Graphene via large N I: Renormalization

TL;DR

This paper uses a large-N renormalization group approach to analyze how Coulomb interactions and disorder influence electron scattering and transport in graphene, highlighting the dominance of vector potential disorder at low energies.

Contribution

It introduces a controlled large-N RG analysis showing vector potential disorder as the main elastic scattering mechanism in graphene at low energies.

Findings

Vector potential disorder dominates at low energy scales.

Scaling predictions for conductivity and thermopower are provided.
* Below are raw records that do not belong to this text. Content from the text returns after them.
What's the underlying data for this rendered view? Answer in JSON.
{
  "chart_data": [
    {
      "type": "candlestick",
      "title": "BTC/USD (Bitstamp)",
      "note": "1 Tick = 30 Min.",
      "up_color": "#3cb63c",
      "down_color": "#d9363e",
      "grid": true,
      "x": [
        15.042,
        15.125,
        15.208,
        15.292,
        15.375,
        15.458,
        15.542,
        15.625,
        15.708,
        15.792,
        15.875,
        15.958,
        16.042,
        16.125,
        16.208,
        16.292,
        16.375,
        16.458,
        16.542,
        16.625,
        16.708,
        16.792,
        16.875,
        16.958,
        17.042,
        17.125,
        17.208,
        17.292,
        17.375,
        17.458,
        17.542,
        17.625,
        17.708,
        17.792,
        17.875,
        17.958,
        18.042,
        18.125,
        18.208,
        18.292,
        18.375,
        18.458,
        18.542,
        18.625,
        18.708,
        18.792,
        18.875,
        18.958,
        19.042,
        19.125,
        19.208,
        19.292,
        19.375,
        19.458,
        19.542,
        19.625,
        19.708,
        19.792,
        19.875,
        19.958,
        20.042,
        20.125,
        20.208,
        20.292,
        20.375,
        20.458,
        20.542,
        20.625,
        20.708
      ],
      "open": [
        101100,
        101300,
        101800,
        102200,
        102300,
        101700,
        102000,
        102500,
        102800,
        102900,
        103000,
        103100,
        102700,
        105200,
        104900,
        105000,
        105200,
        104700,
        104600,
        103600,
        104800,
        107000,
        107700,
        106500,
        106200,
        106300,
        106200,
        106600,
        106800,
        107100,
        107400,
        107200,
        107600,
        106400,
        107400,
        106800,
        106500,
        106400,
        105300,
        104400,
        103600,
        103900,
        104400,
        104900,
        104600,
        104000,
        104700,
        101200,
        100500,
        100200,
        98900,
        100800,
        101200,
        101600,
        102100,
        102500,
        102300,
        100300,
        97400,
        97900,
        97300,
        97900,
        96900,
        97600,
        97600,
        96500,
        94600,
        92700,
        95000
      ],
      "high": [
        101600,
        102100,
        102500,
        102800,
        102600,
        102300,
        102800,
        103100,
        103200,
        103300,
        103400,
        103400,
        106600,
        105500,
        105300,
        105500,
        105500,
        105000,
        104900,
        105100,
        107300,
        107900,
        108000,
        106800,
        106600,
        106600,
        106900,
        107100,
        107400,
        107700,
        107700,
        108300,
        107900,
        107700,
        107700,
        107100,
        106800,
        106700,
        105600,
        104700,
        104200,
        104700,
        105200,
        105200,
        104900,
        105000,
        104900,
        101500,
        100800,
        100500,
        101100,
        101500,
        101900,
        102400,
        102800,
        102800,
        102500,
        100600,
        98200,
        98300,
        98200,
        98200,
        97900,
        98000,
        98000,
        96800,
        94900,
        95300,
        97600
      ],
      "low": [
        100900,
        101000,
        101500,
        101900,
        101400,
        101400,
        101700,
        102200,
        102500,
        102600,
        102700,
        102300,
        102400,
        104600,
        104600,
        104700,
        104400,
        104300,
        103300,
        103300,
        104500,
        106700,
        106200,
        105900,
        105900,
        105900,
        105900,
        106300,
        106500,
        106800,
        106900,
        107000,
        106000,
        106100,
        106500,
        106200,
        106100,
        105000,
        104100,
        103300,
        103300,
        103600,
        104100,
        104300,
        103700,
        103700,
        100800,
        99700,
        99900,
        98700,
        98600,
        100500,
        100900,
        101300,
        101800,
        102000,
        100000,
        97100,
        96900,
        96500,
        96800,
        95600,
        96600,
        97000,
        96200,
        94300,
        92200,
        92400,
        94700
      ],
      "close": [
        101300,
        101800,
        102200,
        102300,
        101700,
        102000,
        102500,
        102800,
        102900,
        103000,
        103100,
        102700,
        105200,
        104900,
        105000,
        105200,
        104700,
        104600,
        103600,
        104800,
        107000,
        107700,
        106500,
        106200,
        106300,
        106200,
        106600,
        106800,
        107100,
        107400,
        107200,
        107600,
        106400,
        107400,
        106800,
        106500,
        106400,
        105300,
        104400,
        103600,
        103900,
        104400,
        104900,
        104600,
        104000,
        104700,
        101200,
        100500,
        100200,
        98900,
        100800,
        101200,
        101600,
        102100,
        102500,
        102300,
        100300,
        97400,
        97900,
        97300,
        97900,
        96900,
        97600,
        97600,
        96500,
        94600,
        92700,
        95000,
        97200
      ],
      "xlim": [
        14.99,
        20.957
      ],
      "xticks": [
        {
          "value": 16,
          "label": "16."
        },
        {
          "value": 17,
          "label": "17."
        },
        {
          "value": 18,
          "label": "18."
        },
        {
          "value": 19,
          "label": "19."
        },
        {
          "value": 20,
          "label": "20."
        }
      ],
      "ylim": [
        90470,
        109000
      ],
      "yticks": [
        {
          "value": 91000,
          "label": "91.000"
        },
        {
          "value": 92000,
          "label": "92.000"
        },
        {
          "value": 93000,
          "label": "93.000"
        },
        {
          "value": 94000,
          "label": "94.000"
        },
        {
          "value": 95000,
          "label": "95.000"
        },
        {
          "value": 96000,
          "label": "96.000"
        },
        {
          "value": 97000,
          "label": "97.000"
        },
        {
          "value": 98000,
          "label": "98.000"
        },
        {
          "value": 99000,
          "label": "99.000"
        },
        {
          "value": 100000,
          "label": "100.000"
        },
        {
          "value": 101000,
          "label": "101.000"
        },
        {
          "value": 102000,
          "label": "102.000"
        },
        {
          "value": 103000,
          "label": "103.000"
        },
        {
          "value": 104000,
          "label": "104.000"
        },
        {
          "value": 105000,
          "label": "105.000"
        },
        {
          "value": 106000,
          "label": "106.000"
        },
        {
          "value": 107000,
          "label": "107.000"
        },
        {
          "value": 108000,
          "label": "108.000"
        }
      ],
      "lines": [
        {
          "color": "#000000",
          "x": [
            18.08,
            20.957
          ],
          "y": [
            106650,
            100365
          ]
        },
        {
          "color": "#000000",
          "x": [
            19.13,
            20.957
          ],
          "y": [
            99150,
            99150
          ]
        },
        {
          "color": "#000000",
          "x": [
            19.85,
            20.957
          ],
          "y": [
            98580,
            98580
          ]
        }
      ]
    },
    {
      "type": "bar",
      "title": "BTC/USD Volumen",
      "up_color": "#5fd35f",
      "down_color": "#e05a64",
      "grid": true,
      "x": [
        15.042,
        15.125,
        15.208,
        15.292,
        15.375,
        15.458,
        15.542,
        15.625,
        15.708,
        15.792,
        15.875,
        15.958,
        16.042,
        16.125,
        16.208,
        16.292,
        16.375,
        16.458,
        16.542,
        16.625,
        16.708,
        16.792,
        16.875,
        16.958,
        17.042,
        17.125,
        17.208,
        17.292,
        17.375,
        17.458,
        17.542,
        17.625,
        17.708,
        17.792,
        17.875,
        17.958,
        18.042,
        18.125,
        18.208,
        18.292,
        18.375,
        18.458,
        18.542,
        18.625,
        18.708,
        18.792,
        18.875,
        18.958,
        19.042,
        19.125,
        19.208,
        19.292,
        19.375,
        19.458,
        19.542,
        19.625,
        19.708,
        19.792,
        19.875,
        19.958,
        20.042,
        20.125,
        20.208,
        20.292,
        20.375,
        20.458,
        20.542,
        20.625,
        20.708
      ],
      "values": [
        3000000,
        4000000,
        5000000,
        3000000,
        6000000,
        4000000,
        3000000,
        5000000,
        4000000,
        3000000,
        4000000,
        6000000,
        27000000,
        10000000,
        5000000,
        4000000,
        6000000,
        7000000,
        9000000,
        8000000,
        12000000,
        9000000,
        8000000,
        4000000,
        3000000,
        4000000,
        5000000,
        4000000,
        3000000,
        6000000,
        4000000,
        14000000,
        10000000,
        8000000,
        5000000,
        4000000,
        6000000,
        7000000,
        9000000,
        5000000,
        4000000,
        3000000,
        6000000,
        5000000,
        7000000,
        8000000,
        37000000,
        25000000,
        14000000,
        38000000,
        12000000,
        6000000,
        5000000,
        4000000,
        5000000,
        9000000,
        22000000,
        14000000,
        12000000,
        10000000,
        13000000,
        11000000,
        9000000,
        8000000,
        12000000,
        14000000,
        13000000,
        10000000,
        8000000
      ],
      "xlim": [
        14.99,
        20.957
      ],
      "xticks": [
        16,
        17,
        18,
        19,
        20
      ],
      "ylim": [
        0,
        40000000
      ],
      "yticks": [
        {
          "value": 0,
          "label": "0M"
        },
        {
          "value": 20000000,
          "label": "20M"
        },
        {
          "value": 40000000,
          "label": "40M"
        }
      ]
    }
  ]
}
Coulomb interactions significantly affect transport in suspended graphene.

Abstract

We analyze the competing effects of moderate to strong Coulomb electron-electron interactions and weak quenched disorder in graphene. Using a one-loop renormalization group calculation controlled within the large-N approximation, we demonstrate that, at successively lower energy (temperature or chemical potential) scales, a type of non-Abelian vector potential disorder always asserts itself as the dominant elastic scattering mechanism for generic short-ranged microscopic defect distributions. Vector potential disorder is tied to both elastic lattice deformations ("ripples") and topological lattice defects. We identify several well-defined scaling regimes, for which we provide scaling predictions for the electrical conductivity and thermopower, valid when the inelastic lifetime due to interactions exceeds the elastic lifetime due to disorder. Coulomb interaction effects should figure strongly into the physics of suspended graphene films, where rs > 1; we expect vector potential disorder to play an important role in the description of transport in such films.